Dir. by John Carpenter - 1 hr. 33 min.
Official Trailer
by Clayton Hollifield
Magic sunglasses! Oh man, if you're making a low-budget-ish kind of movie, there's almost no better gimmick than magic sunglasses. I'm kind of upset that I had never seen "They Live" until last night, because it's a piece of glorious trash. There are aliens, "Rowdy" Roddy Piper, subliminal messages, a heavy critique of 80's consumerism... All the things that add up to a superlative trashy movie.
Nada (Piper) wanders into Los Angeles in search of a job. He manages to hook on as a day-laborer with a construction crew, where he meets Frank (Keith David). Frank brings him back to the shantytown he stays at, where he can stay and eat until he gets on his feet. But there's something hinky going on with the church across the street, and Nada can't resist prying. The church is a front for a group of people who have been hacking into local broadcasts and talking about conspiracy theories. Before he can say anything, a SWAT team rolls in, dozing the shantytown, chasing down the people from the church, and sending everyone fleeing in every direction. Nada returns the next day, and finds some magic sunglasses in a hidden compartment in the church. These glasses allow Nada to see things as they really are; advertising is boiled down to simple messages like "obey" and "submit," and that there are alien ghouls that walk among people unnoticed. A lot of them. Once they discover that Nada can tell them apart, he has to go on the run.
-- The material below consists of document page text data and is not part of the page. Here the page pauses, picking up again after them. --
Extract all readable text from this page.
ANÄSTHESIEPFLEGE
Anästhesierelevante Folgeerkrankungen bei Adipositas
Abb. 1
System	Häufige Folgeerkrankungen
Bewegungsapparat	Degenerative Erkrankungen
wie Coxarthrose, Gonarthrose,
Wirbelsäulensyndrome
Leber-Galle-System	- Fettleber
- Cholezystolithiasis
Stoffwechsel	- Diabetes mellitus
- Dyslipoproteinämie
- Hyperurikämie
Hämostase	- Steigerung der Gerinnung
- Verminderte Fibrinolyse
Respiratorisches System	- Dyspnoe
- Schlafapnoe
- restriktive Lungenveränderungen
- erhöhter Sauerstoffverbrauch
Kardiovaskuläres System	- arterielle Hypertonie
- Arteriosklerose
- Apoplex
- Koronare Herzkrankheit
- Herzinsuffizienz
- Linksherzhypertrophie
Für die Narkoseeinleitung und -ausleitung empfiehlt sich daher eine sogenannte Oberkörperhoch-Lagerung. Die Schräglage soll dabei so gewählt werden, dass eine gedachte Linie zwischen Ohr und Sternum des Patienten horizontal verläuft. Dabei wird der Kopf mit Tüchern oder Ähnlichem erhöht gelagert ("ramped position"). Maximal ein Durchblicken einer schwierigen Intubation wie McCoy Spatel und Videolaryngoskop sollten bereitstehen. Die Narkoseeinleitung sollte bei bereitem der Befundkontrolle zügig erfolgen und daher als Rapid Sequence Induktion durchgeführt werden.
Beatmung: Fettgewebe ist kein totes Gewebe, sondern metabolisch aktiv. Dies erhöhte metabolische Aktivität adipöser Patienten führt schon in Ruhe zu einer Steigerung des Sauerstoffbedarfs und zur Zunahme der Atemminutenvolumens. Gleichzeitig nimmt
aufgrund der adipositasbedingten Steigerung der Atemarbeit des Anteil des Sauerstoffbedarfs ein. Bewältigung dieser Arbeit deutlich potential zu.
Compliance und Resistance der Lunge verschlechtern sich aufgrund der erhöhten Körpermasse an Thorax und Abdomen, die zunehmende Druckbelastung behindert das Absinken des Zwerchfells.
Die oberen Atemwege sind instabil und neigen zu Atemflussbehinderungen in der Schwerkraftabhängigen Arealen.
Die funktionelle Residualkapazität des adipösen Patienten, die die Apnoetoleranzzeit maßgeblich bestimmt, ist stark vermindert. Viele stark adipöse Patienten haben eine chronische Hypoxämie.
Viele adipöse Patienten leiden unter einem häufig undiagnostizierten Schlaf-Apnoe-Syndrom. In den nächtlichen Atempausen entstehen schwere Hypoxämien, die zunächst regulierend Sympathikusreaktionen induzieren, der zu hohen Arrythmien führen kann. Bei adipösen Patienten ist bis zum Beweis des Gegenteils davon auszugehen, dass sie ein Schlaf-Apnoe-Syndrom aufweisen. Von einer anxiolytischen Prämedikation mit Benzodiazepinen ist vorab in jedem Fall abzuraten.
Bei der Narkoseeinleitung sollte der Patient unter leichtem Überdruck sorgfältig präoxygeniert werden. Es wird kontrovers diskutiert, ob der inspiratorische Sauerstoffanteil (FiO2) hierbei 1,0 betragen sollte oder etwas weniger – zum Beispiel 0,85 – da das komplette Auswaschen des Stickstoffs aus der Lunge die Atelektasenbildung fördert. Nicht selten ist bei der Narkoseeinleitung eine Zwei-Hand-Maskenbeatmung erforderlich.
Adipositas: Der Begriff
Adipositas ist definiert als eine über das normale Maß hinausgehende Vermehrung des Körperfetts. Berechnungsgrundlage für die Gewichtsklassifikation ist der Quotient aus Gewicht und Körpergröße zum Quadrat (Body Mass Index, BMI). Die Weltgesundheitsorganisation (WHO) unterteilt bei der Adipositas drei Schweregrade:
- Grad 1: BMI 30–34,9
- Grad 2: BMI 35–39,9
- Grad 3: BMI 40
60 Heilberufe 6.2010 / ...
Director John Carpenter kind of specializes in great sci-fi ideas on a shoe-string budget (with both "Escape from New York" and "Starman" to his credit, among other films), and this one is a doozy, too. Part of the appeal is showing off unusual settings, and I can't remember too many films from the 1980s taking place in a homeless camp. And part of what you might think of when you think of that decade are yuppies. "They Live" is a direct critique of that lifestyle. One character even tells them that "we all sell out every day, might as well be on the winning team." Maybe the most pointed barb is, when Nada sees a fistful of money through his magic sunglasses, they read "this is your god." Although, I must point out, the idea that the alien ghouls are out solely to extract money from people also means that money is everyone's god. If it's worth enough to fight, defend, and die for, you also have placed money on a pedestal.
Roddy Piper is exactly the right guy for a movie like this, and him being in it is the main reason that I wanted to watch it. His wrestling persona is fairly jittery and hyperactive, so it was nice to see him play someone a little more composed than I was used to seeing. At the same time, only he could deliver lines like "I'm all out of bubblegum," and have it just feel right. Also, Nada's extended alley fistfight with Frank was a lot of fun. Piper managed to work several wrestling moves and even a couple of suplexes into the fight (belly-to-back and gutwrench, if you're keeping score at home), and the whole thing was drawn out and ridicuously awesome. And Nada has a way with women...
Seriously, if you're even half-way into trashy, high-concept/low-budget sci-fi stuff, there's no reason you shouldn't have already seen "They Live." I can't believe that it took me this long to finally see it. It's a ton of fun, quotable as all get out, and goes by really quickly. It's an 80's film in all the best ways. But most of all, it's just super-fun. There's no other way to put it.